If planning a trip to the Driftless keep in mind that there are over seventy catchable trout streams to fish. Our trip occurred midweek which allowed us to fish without pressure. In fact, on our first day, we did not see another fisherman. If fly fishing, use a 4 or 5 weight rod. Use to fishing with size 22 nymphs, I found more success in the Driftless when I upsized to 16 and 18. Again, many factors are dependent and conditions will oftentimes dictate fly selection. If a trout dinner is in your plans, take the rainbows that are in your creel. Since they will not reproduce in the coldwater streams of Iowa, they truly are a “put and take” fish. And please, as in all other sporting endeavors, pack out what you pack in. Nothing is more disheartening than finding a beer can, empty worm container, or other refuse on a pristine stream. It is incumbent on sportsman to protect and preserve this incredible resource. Primitive camping sites are available but toilet facilities are somewhat limited so again, practice responsible stewardship.

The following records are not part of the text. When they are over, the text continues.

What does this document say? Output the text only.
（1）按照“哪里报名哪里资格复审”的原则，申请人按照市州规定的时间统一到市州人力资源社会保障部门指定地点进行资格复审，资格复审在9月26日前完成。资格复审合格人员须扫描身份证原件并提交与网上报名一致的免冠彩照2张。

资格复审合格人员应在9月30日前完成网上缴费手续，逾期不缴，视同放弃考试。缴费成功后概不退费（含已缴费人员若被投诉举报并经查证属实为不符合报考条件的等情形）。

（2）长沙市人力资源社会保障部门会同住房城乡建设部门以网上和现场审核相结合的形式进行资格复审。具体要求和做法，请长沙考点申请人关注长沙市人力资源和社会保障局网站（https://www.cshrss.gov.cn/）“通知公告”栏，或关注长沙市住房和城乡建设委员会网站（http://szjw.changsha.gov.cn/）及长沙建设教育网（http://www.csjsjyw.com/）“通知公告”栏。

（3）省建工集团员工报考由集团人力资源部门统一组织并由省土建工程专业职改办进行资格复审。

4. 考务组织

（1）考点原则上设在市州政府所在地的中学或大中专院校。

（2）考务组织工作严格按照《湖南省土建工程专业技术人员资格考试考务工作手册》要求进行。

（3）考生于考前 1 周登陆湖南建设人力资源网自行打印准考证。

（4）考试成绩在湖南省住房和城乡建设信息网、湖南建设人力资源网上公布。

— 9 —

If it is your first trip the Driftless and you would like to spend more time fishing and less time finding an adequate location, consider hiring a guide. Several exceptional services can be found through Bear Creek Anglers, Driftless on the Fly, and Northeast Iowa Fly Fishing. This may be a sound option for a first trip or even if an experienced fly fisherman would like to improve skills such as line management and fly selection.

Having fished the American West and Northeast, I can truly say that some of the best trout fishing is found in our own backyard. And the beauty of the Driftless is simply breathtaking. While I was releasing a nice brown trout, a truck pulled up and a gentleman approached. He was scouting the area for the upcoming turkey hunting season, another incredible opportunity in the Driftless. As we conversed, I shared that I was writing an article for Iowa Sportsman. He immediately stated, “Please tell your readers that this is an amazing region. My hope is that it remains as unspoiled and undeveloped in the future as it is today.” That too is my hope.

As in all trips, eventually the memories of the fish caught and released may fade somewhat, but what remains is the comradery and shared appreciation for an amazing sport. I am grateful to my friend Mark Radke for many things in life but on this day, I was particularly thankful for him bringing me to a place of unmatched splendor that truly is a treasure in our great state.